QUANT_INPUT_MIN = 0.0
QUANT_INPUT_MAX = 26.0
QUANT_INPUT_RANGE = QUANT_INPUT_MAX - QUANT_INPUT_MIN

## Setup Environment

Install Dependencies

In [None]:
%tensorflow_version 1.x
import tensorflow as tf

**DELETE** any old data from previous runs


In [None]:
''' Modified by iwatake2222 ---------------------------------------------- '''
# !rm -rf {DATASET_DIR} {LOGS_DIR} {TRAIN_DIR} {MODELS_DIR}
!rm -rf {LOGS_DIR} {TRAIN_DIR} {MODELS_DIR}

Clone the TensorFlow Github Repository, which contains the relevant code required to run this tutorial.

In [None]:
!git clone -q --depth 1 https://github.com/tensorflow/tensorflow

Load TensorBoard to visualize the accuracy and loss as training proceeds.


In [None]:
%load_ext tensorboard
%tensorboard --logdir {LOGS_DIR}

## Training

The following script downloads the dataset and begin training.

In [None]:
''' Modified by iwatake2222 ----------------------------------------------- '''
# !python tensorflow/tensorflow/examples/speech_commands/train.py \
# --data_dir={DATASET_DIR} \
# --wanted_words={WANTED_WORDS} \
# --silence_percentage={SILENT_PERCENTAGE} \
# --unknown_percentage={UNKNOWN_PERCENTAGE} \
# --preprocess={PREPROCESS} \
# --window_stride={WINDOW_STRIDE} \
# --model_architecture={MODEL_ARCHITECTURE} \
# --how_many_training_steps={TRAINING_STEPS} \
# --learning_rate={LEARNING_RATE} \
# --train_dir={TRAIN_DIR} \
# --summaries_dir={LOGS_DIR} \
# --verbosity={VERBOSITY} \
# --eval_step_interval={EVAL_STEP_INTERVAL} \
# --save_step_interval={SAVE_STEP_INTERVAL}
!python tensorflow/tensorflow/examples/speech_commands/train.py \
--data_url="" \
--data_dir={DATASET_DIR} \
--wanted_words={WANTED_WORDS} \
--silence_percentage={SILENT_PERCENTAGE} \
--unknown_percentage={UNKNOWN_PERCENTAGE} \
--preprocess={PREPROCESS} \
--clip_duration_ms={CLIP_DURATION} \
--window_size_ms={WINDOW_SIZE} \
--window_stride={WINDOW_STRIDE} \
--feature_bin_count={FEATURE_BIN_COUNT} \
--model_architecture={MODEL_ARCHITECTURE} \
--how_many_training_steps={TRAINING_STEPS} \
--learning_rate={LEARNING_RATE} \
--train_dir={TRAIN_DIR} \
--summaries_dir={LOGS_DIR} \
--verbosity={VERBOSITY} \
--validation_percentage=10 \
--testing_percentage=0 \
--eval_step_interval={EVAL_STEP_INTERVAL} \
--save_step_interval={SAVE_STEP_INTERVAL} 
# \
# --start_checkpoint=./train/conv.ckpt-3000

# Skipping the training

If you don't want to spend an hour or two training the model from scratch, you can download pretrained checkpoints by uncommenting the lines below (removing the '#'s at the start of each line) and running them.

In [None]:
#!curl -O "https://storage.googleapis.com/download.tensorflow.org/models/tflite/speech_micro_train_2020_05_10.tgz"
#!tar xzf speech_micro_train_2020_05_10.tgz

## Generate a TensorFlow Model for Inference

Combine relevant training results (graph, weights, etc) into a single file for inference.
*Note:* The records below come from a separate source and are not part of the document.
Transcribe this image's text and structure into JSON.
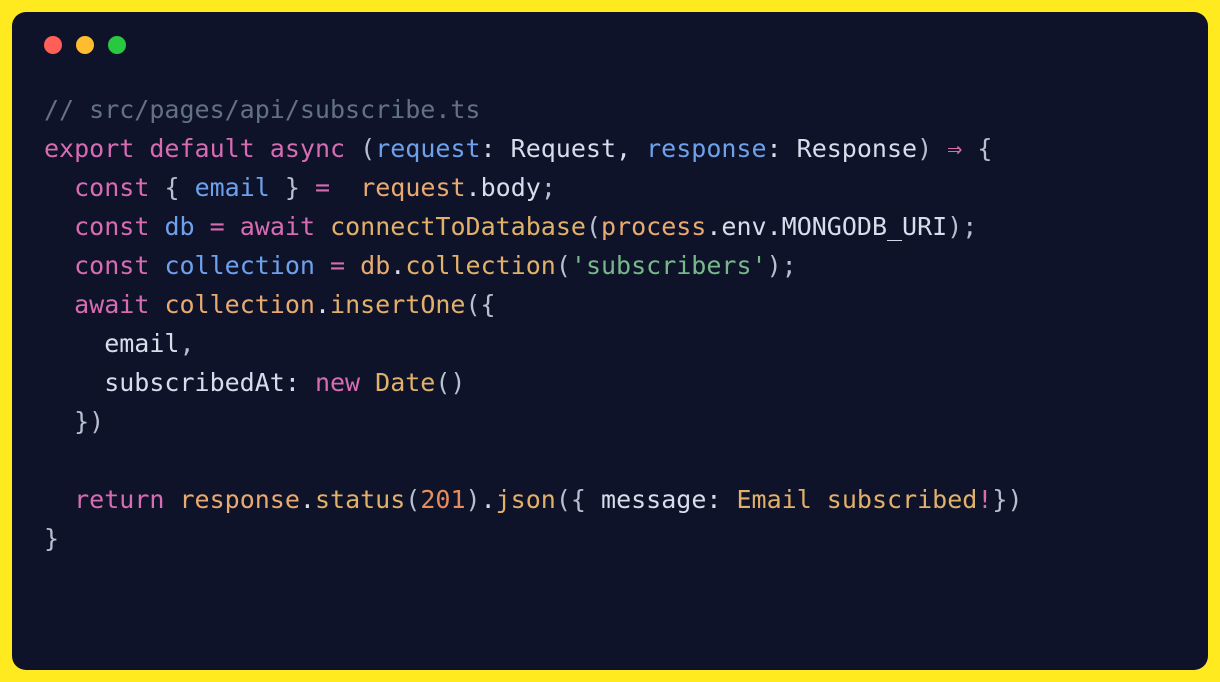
{
  "code": {
    "lines": [
      [
        {
          "t": "// src/pages/api/subscribe.ts",
          "c": "c-comment"
        }
      ],
      [
        {
          "t": "export",
          "c": "c-keyword"
        },
        {
          "t": " ",
          "c": "c-ident"
        },
        {
          "t": "default",
          "c": "c-keyword"
        },
        {
          "t": " ",
          "c": "c-ident"
        },
        {
          "t": "async",
          "c": "c-keyword"
        },
        {
          "t": " ",
          "c": "c-ident"
        },
        {
          "t": "(",
          "c": "c-basepunct"
        },
        {
          "t": "request",
          "c": "c-param"
        },
        {
          "t": ": ",
          "c": "c-punct"
        },
        {
          "t": "Request",
          "c": "c-type"
        },
        {
          "t": ", ",
          "c": "c-punct"
        },
        {
          "t": "response",
          "c": "c-param"
        },
        {
          "t": ": ",
          "c": "c-punct"
        },
        {
          "t": "Response",
          "c": "c-type"
        },
        {
          "t": ")",
          "c": "c-basepunct"
        },
        {
          "t": " ",
          "c": "c-ident"
        },
        {
          "t": "⇒",
          "c": "c-keyword"
        },
        {
          "t": " ",
          "c": "c-ident"
        },
        {
          "t": "{",
          "c": "c-basepunct"
        }
      ],
      [
        {
          "t": "  ",
          "c": "c-ident"
        },
        {
          "t": "const",
          "c": "c-keyword"
        },
        {
          "t": " ",
          "c": "c-ident"
        },
        {
          "t": "{",
          "c": "c-basepunct"
        },
        {
          "t": " ",
          "c": "c-ident"
        },
        {
          "t": "email",
          "c": "c-param"
        },
        {
          "t": " ",
          "c": "c-ident"
        },
        {
          "t": "}",
          "c": "c-basepunct"
        },
        {
          "t": " ",
          "c": "c-ident"
        },
        {
          "t": "=",
          "c": "c-keyword"
        },
        {
          "t": "  ",
          "c": "c-ident"
        },
        {
          "t": "request",
          "c": "c-prop"
        },
        {
          "t": ".",
          "c": "c-punct"
        },
        {
          "t": "body",
          "c": "c-ident"
        },
        {
          "t": ";",
          "c": "c-basepunct"
        }
      ],
      [
        {
          "t": "  ",
          "c": "c-ident"
        },
        {
          "t": "const",
          "c": "c-keyword"
        },
        {
          "t": " ",
          "c": "c-ident"
        },
        {
          "t": "db",
          "c": "c-param"
        },
        {
          "t": " ",
          "c": "c-ident"
        },
        {
          "t": "=",
          "c": "c-keyword"
        },
        {
          "t": " ",
          "c": "c-ident"
        },
        {
          "t": "await",
          "c": "c-keyword"
        },
        {
          "t": " ",
          "c": "c-ident"
        },
        {
          "t": "connectToDatabase",
          "c": "c-func"
        },
        {
          "t": "(",
          "c": "c-basepunct"
        },
        {
          "t": "process",
          "c": "c-prop"
        },
        {
          "t": ".",
          "c": "c-punct"
        },
        {
          "t": "env",
          "c": "c-ident"
        },
        {
          "t": ".",
          "c": "c-punct"
        },
        {
          "t": "MONGODB_URI",
          "c": "c-ident"
        },
        {
          "t": ")",
          "c": "c-basepunct"
        },
        {
          "t": ";",
          "c": "c-basepunct"
        }
      ],
      [
        {
          "t": "  ",
          "c": "c-ident"
        },
        {
          "t": "const",
          "c": "c-keyword"
        },
        {
          "t": " ",
          "c": "c-ident"
        },
        {
          "t": "collection",
          "c": "c-param"
        },
        {
          "t": " ",
          "c": "c-ident"
        },
        {
          "t": "=",
          "c": "c-keyword"
        },
        {
          "t": " ",
          "c": "c-ident"
        },
        {
          "t": "db",
          "c": "c-prop"
        },
        {
          "t": ".",
          "c": "c-punct"
        },
        {
          "t": "collection",
          "c": "c-func"
        },
        {
          "t": "(",
          "c": "c-basepunct"
        },
        {
          "t": "'subscribers'",
          "c": "c-string"
        },
        {
          "t": ")",
          "c": "c-basepunct"
        },
        {
          "t": ";",
          "c": "c-basepunct"
        }
      ],
      [
        {
          "t": "  ",
          "c": "c-ident"
        },
        {
          "t": "await",
          "c": "c-keyword"
        },
        {
          "t": " ",
          "c": "c-ident"
        },
        {
          "t": "collection",
          "c": "c-prop"
        },
        {
          "t": ".",
          "c": "c-punct"
        },
        {
          "t": "insertOne",
          "c": "c-func"
        },
        {
          "t": "(",
          "c": "c-basepunct"
        },
        {
          "t": "{",
          "c": "c-basepunct"
        }
      ],
      [
        {
          "t": "    email",
          "c": "c-ident"
        },
        {
          "t": ",",
          "c": "c-basepunct"
        }
      ],
      [
        {
          "t": "    subscribedAt",
          "c": "c-ident"
        },
        {
          "t": ": ",
          "c": "c-punct"
        },
        {
          "t": "new",
          "c": "c-keyword"
        },
        {
          "t": " ",
          "c": "c-ident"
        },
        {
          "t": "Date",
          "c": "c-func"
        },
        {
          "t": "()",
          "c": "c-basepunct"
        }
      ],
      [
        {
          "t": "  ",
          "c": "c-ident"
        },
        {
          "t": "})",
          "c": "c-basepunct"
        }
      ],
      [
        {
          "t": " ",
          "c": "c-ident"
        }
      ],
      [
        {
          "t": "  ",
          "c": "c-ident"
        },
        {
          "t": "return",
          "c": "c-keyword"
        },
        {
          "t": " ",
          "c": "c-ident"
        },
        {
          "t": "response",
          "c": "c-prop"
        },
        {
          "t": ".",
          "c": "c-punct"
        },
        {
          "t": "status",
          "c": "c-func"
        },
        {
          "t": "(",
          "c": "c-basepunct"
        },
        {
          "t": "201",
          "c": "c-number"
        },
        {
          "t": ")",
          "c": "c-basepunct"
        },
        {
          "t": ".",
          "c": "c-punct"
        },
        {
          "t": "json",
          "c": "c-func"
        },
        {
          "t": "(",
          "c": "c-basepunct"
        },
        {
          "t": "{",
          "c": "c-basepunct"
        },
        {
          "t": " message",
          "c": "c-ident"
        },
        {
          "t": ": ",
          "c": "c-punct"
        },
        {
          "t": "Email subscribed",
          "c": "c-func"
        },
        {
          "t": "!",
          "c": "c-keyword"
        },
        {
          "t": "})",
          "c": "c-basepunct"
        }
      ],
      [
        {
          "t": "}",
          "c": "c-basepunct"
        }
      ]
    ]
  }
}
This process is known as freezing a model and the resulting model is known as a frozen model/graph, as it cannot be further re-trained after this process.

In [None]:
''' Modified by iwatake2222 ---------------------------------------------- '''
# !rm -rf {SAVED_MODEL}
# !python tensorflow/tensorflow/examples/speech_commands/freeze.py \
# --wanted_words=$WANTED_WORDS \
# --window_stride_ms=$WINDOW_STRIDE \
# --preprocess=$PREPROCESS \
# --model_architecture=$MODEL_ARCHITECTURE \
# --start_checkpoint=$TRAIN_DIR$MODEL_ARCHITECTURE'.ckpt-'{TOTAL_STEPS} \
# --save_format=saved_model \
# --output_file={SAVED_MODEL}
!rm -rf {SAVED_MODEL}
!python tensorflow/tensorflow/examples/speech_commands/freeze.py \
--wanted_words=$WANTED_WORDS \
--clip_duration_ms=$CLIP_DURATION \
--clip_stride_ms=$WINDOW_SIZE \
--window_size_ms=$WINDOW_SIZE \
--window_stride_ms=$WINDOW_STRIDE \
--feature_bin_count=$FEATURE_BIN_COUNT \
--preprocess=$PREPROCESS \
--model_architecture=$MODEL_ARCHITECTURE \
--start_checkpoint=$TRAIN_DIR$MODEL_ARCHITECTURE'.ckpt-'{TOTAL_STEPS} \
--save_format=saved_model \
--output_file={SAVED_MODEL}

## Generate a TensorFlow Lite Model

Convert the frozen graph into a TensorFlow Lite model, which is fully quantized for use with embedded devices.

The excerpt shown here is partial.